Kami menyadari dan memahami sepenuhnya kondisi (perekonomian) keluarga Fulan, dari rumahnya yang sekedar nempel di tanah milik negara, dari pekerjaan bapak dan ibu Fulan yang buruh kasar serabutan dengan pendapatan yang tidak menentu. Tampa harus melakukan kajian mendalam pun kami memahami sepenuhnya dan tidak menuntut berlebih kepada mereka. Namun sekali lagi tindakan ibu Fulan tersebut membuat kami merasa masyul, nglokro.
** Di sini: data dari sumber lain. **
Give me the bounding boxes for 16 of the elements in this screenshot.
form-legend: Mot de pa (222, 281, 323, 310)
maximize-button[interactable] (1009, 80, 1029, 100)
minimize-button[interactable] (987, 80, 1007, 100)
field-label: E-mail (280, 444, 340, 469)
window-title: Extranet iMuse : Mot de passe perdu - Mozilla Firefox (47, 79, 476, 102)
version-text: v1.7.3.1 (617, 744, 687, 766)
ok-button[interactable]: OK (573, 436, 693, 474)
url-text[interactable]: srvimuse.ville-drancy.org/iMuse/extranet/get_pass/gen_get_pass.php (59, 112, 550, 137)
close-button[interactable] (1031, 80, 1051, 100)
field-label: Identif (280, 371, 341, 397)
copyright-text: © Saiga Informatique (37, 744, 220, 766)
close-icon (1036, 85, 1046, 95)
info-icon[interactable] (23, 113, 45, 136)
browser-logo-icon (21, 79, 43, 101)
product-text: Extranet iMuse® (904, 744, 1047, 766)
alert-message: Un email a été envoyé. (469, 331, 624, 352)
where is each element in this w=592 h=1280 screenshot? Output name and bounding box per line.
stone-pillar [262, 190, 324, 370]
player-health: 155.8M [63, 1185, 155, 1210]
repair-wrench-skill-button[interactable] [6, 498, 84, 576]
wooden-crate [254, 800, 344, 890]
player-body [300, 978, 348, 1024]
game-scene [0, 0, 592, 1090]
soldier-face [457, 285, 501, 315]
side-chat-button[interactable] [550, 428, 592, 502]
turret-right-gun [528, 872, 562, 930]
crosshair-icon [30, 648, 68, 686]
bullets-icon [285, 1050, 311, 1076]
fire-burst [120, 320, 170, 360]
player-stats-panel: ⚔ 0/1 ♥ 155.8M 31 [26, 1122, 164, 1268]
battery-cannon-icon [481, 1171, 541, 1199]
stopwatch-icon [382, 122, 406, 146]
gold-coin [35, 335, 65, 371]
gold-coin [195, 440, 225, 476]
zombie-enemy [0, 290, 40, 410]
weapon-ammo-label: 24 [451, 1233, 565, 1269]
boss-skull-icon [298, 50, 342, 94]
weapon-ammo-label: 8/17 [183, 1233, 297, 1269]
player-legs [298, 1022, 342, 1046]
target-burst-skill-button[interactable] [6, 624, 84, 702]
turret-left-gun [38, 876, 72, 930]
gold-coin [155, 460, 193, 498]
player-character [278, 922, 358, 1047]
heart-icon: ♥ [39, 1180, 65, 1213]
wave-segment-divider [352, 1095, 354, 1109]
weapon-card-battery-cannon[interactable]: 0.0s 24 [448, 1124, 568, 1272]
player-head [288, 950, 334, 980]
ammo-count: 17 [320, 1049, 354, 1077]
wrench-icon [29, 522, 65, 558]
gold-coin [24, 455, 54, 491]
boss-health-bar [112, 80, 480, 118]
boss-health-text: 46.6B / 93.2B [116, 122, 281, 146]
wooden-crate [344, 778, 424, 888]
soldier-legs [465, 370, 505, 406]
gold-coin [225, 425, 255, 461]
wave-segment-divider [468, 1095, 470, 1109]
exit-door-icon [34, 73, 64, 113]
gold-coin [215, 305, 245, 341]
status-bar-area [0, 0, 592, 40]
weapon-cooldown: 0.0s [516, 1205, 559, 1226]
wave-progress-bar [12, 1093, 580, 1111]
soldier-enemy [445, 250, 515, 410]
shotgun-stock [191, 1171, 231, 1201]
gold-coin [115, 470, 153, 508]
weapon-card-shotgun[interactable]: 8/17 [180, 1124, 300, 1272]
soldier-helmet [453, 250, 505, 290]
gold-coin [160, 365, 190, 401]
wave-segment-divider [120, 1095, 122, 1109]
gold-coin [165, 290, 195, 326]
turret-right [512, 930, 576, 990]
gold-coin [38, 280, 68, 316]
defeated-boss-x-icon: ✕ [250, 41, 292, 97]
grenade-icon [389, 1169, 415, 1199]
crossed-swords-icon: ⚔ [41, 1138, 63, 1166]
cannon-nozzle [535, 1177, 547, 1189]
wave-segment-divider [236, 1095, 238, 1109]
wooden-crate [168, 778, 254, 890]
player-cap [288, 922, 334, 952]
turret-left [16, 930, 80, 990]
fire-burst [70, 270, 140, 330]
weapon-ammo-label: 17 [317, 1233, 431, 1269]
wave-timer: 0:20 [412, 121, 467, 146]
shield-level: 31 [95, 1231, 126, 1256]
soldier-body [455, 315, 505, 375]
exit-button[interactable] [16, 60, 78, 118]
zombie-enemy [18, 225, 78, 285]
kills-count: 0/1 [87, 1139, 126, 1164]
Huftable kalau kata saya. Koq ya tega tho ibunya? :(

sekolah sudah berusaha sekuat tenaga, bukan hanya fisik, pemikiran namun juga nurani untuk melayani masyarakat, bukan hanya mengajarkan anak-anaknya berhitung, membaca dan menulis tapi juga membentuk watak, kepribadian dan akhlak. Melaksanakan semua kewajiban sekolah kepada siswa dan orang tua dengan tanpa memaksa menuntut hak siswa/orang tua kepada sekolah, bahkan membantu orang tua untuk bisa melaksanakan kewajibannya. Disitulah saya merasa sedih. Pendidikan tidak bisa berjalan dengan baik, bukan hanya karena sistemnya yang masih belum sempurna, ditambah lagi orang tua yang tidak menyadari peran sertanya dalam mendidik anak.